Last August when his minors lost out to a powerful Armagh combination John Kennedy thought that would be that – at least for the time being. For the best part of a decade his life had been filled with the sights, smells and sounds of the training pitch and dressing room. As a selector, as a manager at senior and minor level his life was spent in the service of football.
He loved it – loved every minute – but it was time he felt to take a step back. Take a rest, recharge the batteries, maybe take on some additional responsibilities with the club at home in Asdee. Then the phone rang. On the other end? Jerome Conway. The Kerry County Board Chairman wanted to talk. John knew what was coming.
"Jerome asked me would I come back and take on the Under 21s. It was an easy enough decision in a way because you don't turn down jobs in Kerry. While one hand I was looking for break on the other hand I was looking for a change," Kennedy says.
It was easy to accept, partially at least, because he would have worked with the majority of the players he would be calling upon in his new role. Managing an Under 21 team is a very different challenge to managing minors. It's closest thing you can get to managing a senior panel, Kennedy feels. Having managed the Clare seniors to their most successful season in well over a decade in 2004, when they won the Tommy Murphy Cup, this latest campaign isn't totally new ground for the North Kerry man.
Over the last couple of weeks Kennedy has watched with a great deal of pride and optimism (as well as fear that they might get injured) as several of his players have had the chance to prove themselves with Jack O'Connor's seniors in the National League. The two Barry Johns have staked a claim, as have Tomás Mac An tSaoir and Paudge O'Connor.
"It's great exposure for them," Kennedy enthuses. "It's a great opportunity and a great shop window for our lads come on up there and try to get on that panel over the next two or three years. There's a great opportunity for them. It's the guys that want it and who are ready for it that will step up."
So now here stands Kenneday again at the beginning of another championship campaign. Its success or otherwise will to a large extent be determined next Saturday. Victory over Cork will mean Kerry stand an excellent chance of at least a provincial title, lose and it's all over.
"They're still a good side, they've got the nucleus of last year's panel still there," Kennedy says of the reigning All Ireland champs. "The advantage Cork have is that they're in the second year of a two year programme. When their campaign finished they were able to start working again in September, October, November and they had a pretty good idea of the nucleus of their panel again this year."
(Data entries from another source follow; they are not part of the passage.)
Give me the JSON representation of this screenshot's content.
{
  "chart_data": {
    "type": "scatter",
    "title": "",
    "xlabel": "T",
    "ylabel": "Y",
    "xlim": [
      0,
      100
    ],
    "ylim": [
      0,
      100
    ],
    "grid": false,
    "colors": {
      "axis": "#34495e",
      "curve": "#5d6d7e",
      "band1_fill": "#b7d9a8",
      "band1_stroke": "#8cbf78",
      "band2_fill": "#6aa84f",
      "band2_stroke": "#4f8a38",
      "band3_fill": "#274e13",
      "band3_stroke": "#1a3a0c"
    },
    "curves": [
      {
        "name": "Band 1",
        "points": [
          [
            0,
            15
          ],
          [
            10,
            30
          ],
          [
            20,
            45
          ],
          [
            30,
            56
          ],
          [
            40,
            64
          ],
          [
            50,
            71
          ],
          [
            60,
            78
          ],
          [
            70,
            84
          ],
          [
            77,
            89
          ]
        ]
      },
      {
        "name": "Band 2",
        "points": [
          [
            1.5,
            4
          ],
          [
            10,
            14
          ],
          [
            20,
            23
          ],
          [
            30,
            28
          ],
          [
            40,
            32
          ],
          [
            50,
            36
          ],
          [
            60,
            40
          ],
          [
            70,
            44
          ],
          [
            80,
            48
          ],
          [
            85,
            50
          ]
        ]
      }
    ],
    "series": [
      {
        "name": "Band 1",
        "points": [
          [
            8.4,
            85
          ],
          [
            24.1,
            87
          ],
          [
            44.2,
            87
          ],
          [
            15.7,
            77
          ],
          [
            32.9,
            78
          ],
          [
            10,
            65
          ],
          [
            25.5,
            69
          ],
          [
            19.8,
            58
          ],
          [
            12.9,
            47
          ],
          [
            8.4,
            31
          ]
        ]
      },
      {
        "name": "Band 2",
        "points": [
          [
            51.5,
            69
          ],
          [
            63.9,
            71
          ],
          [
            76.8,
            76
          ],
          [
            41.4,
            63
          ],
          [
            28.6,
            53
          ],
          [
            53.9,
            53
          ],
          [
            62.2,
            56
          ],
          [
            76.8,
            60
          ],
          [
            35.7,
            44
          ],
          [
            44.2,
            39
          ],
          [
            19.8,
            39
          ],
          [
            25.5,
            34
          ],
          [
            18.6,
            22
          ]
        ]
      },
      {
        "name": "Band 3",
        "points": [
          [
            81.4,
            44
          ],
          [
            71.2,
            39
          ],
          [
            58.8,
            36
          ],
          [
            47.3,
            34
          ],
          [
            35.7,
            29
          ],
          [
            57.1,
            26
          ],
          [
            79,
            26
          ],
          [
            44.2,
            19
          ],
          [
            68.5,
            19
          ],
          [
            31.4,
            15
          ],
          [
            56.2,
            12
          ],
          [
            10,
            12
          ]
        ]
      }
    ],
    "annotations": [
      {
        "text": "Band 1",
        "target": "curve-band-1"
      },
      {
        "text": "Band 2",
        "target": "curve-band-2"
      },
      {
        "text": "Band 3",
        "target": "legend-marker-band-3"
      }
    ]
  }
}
After the comprehensive defeat Kerry suffered at the hands of the Rebels at this stage of the competition last year and with most of that Kerry team still in place, Kennedy feels that his players have a point to prove. "Our lads who were involved last year, there's huge disappointment there. That's a tremendous incentive for those guys to show that they're not as bad as that, we know they're not as bad as that. It's up to them now to prove it. That rubs off on players, they're all Kerry men, they're all proud in the green and gold," he says.
Having battled long and hard in the trenches in the service of the green and gold, perhaps, this will be the year that John Kennedy will catch a break.